O uso do cobalto reciclado foi na China, na fábrica de Zhejiang - a Volto pertence ao grupo chinês Geely. A blockchain utilizada foi da empresa britânica Circulor, com colaboração da Oracle. O cobalto utilizado é originado do Congo, um dos maiores mineradores do metal.

Rastrear o cobalto no Congo não é um interesse apenas da Volvo. A empresa está se juntando a um projeto da Ford, IBM e RCS Global. A questão envolve responsabilidade: o rastreamento tem o objetivo de garantir que o metal não tenha sido extraído a partir de mão-de-obra ilegal, como o trabalho infantil.

Como a blockchain é, por natureza, criptografada e “aberta”, a expectativa é que os compradores dos carros saibam o caminho percorrido pelo minério e ajude a manter a iniciativa dos carros elétricos "limpa" já na fabricação.

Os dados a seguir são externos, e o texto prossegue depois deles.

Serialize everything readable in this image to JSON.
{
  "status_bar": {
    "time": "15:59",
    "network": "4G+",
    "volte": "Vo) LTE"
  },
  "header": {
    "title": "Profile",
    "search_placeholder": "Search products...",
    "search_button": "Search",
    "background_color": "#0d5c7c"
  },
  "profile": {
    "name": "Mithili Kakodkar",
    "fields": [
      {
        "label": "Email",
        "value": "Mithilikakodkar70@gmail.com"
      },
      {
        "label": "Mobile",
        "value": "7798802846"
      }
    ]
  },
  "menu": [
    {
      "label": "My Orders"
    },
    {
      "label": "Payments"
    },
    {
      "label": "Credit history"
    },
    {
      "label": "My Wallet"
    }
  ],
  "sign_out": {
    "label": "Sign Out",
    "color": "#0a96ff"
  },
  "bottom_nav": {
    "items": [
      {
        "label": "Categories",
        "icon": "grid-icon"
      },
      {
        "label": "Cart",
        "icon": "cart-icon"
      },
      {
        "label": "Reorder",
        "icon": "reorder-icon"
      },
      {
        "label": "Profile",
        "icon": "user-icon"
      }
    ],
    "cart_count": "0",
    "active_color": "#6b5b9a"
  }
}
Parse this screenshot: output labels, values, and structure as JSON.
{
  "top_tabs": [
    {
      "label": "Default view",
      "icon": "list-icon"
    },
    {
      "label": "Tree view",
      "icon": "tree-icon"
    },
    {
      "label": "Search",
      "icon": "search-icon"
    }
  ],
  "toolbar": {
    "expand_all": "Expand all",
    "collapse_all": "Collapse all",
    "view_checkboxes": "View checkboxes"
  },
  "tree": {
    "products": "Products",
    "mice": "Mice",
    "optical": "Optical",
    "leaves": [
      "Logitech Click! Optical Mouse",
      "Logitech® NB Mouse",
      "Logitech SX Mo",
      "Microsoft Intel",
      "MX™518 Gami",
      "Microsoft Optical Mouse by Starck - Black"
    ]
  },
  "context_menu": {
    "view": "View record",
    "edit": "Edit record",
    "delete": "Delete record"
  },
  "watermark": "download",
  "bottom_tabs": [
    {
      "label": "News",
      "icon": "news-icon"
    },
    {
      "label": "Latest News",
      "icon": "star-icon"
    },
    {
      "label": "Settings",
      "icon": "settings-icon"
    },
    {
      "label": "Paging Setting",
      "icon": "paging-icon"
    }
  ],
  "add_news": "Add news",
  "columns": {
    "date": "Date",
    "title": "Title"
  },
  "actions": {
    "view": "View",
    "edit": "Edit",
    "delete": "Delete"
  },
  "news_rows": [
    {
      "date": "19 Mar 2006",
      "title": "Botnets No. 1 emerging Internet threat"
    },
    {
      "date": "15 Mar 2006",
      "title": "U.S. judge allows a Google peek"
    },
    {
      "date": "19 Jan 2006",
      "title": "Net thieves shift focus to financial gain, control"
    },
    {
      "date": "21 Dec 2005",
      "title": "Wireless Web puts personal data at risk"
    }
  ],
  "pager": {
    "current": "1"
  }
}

O rastreamento pela blockchain

Além de metais e minérios, o rastreio a partir da blockchain está sendo utilizado principalmente na agricultura. A intenção é que os consumidores saibam a plantação de origem e todo o caminho realizado até chegar aos seus pratos.

Ainda na China, uma iniciativa está sendo realizada desde 2017 pela IBM (novamente), Walmart e JD.com (e-commerce do Alibaba), chamada de “Blockchain Food Safety Alliance”. A intenção é identificar produtos e garantir a qualidade deles, diminuindo problemas como intoxicação alimentar.